Há figuras que o tempo não apaga. Pelo contrário, o tempo apenas lhes acrescenta brilho, como se a distância dos dias lhes devolvesse a nobreza que os nossos tempos apressados tantas vezes esquecem. O General Ramalho Eanes é uma dessas figuras.
Homem de silêncio firme e palavra escassa, mas certeira. Verticalidade é a palavra que me vem à mente sempre que penso nele. Verticalidade, essa qualidade que tantas vezes falta a quem anda pelos labirintos do poder, mas que em Eanes era, e é, como respirar. Não precisou de declará-la, como tantos outros fazem; vivia-a, simplesmente.
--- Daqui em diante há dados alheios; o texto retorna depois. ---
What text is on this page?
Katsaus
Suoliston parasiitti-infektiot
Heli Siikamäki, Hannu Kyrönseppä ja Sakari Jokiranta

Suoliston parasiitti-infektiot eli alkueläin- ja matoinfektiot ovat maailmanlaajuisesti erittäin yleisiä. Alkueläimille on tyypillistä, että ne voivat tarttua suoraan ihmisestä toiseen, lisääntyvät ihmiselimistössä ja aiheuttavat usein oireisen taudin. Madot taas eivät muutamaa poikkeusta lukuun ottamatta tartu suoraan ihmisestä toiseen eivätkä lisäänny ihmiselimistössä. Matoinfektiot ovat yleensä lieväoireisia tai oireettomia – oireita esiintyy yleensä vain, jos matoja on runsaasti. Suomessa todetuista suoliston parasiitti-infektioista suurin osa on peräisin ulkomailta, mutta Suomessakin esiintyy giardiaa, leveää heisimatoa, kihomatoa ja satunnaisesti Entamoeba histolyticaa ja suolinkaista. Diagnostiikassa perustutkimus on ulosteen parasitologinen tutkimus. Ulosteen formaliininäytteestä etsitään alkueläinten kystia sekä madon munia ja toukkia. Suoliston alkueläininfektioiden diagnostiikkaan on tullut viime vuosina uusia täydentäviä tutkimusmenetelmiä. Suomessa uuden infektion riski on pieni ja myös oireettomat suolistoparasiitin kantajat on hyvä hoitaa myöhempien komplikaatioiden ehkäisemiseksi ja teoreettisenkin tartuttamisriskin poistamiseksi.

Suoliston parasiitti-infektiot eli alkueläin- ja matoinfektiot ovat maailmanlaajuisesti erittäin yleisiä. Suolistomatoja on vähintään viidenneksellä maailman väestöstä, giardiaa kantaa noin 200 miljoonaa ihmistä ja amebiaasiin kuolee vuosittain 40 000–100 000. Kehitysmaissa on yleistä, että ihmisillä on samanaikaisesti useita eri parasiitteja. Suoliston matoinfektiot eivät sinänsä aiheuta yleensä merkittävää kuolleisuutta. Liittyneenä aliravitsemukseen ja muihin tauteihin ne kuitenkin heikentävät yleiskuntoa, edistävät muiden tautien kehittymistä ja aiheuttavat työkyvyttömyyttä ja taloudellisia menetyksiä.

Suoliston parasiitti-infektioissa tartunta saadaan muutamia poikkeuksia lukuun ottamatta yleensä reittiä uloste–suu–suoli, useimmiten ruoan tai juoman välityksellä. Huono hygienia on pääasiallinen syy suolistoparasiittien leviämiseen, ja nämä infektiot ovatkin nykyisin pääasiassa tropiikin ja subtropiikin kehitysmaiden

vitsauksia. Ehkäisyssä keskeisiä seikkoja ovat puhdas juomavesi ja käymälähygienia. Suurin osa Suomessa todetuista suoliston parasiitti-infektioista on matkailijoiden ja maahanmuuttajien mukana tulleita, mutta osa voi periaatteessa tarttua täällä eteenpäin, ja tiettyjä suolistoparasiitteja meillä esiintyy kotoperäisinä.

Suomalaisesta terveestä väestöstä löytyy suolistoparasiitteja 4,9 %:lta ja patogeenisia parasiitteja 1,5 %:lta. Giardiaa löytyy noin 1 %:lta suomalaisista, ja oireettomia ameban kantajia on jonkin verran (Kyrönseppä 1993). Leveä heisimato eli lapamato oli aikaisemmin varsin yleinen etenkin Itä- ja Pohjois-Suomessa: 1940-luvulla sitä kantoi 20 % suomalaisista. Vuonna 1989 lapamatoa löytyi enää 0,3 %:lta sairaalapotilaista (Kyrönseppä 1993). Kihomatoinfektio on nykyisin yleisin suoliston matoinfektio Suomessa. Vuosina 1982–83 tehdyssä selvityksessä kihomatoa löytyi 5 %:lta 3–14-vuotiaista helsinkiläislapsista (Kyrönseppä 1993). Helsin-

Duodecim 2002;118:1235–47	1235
Foi Presidente da República num tempo em que Portugal ainda experimentava o gosto amargo da instabilidade. O 25 de Abril era recente e as forças da revolução e da contra-revolução debatiam-se pelo futuro. Ramalho Eanes, sem querer protagonismos, colocou-se no lugar certo: no do dever. Não cedeu a pressões, não se deixou arrastar por agendas ou ambições pessoais. Estava ali para servir.
Conta-se que, depois de deixar Belém, recusou inúmeras propostas que lhe teriam rendido fortunas. Empresas e grupos de interesse disputavam o seu prestígio, mas Eanes recusou todas. Preferiu viver discretamente, afastado dos holofotes. Não porque desprezasse o mundo, mas porque sabia que a integridade não se negocia.
Hoje, quando olhamos para o cenário político, marcado por escândalos, por egos inflamados e pela sensação de que tudo tem um preço, Ramalho Eanes surge como um anacronismo — um homem que não se vendeu. E, talvez por isso, é tão importante lembrar-lhe o nome. Porque ele representa o que gostaríamos de ver mais vezes: uma liderança que não precisa de gritar para se fazer ouvir, que não precisa de conquistar para servir.
Eanes não é só um homem do passado. É um exemplo de que é possível ser honesto em qualquer época. O seu silêncio, hoje, grita mais alto do que muitos discursos. Num mundo cheio de ruído, isso é raro. Num país que tantas vezes se esquece dos seus heróis, isso é precioso.
Se Portugal é hoje uma democracia consolidada, deve-o, em parte, a ele. E nós, que tantas vezes tropeçamos na ingratidão, devemos aprender a dizer o que é justo enquanto as figuras que nos marcam ainda cá estão. Não sei o que pensa Eanes quando vê o país que ajudou a construir. Mas sei que, para muitos de nós, ele será sempre um farol. E faróis não precisam de reconhecimento. Apenas brilham, contra o vento e as marés.
Hoje, ao pensar nele, deixo um desejo: que nunca deixemos de procurar na nossa vida pública aqueles que, como Eanes, não se deixam dobrar. Mesmo que sejam poucos, esses poucos serão sempre suficientes. Porque a decência, tal como a luz de um farol, é suficiente para iluminar a escuridão.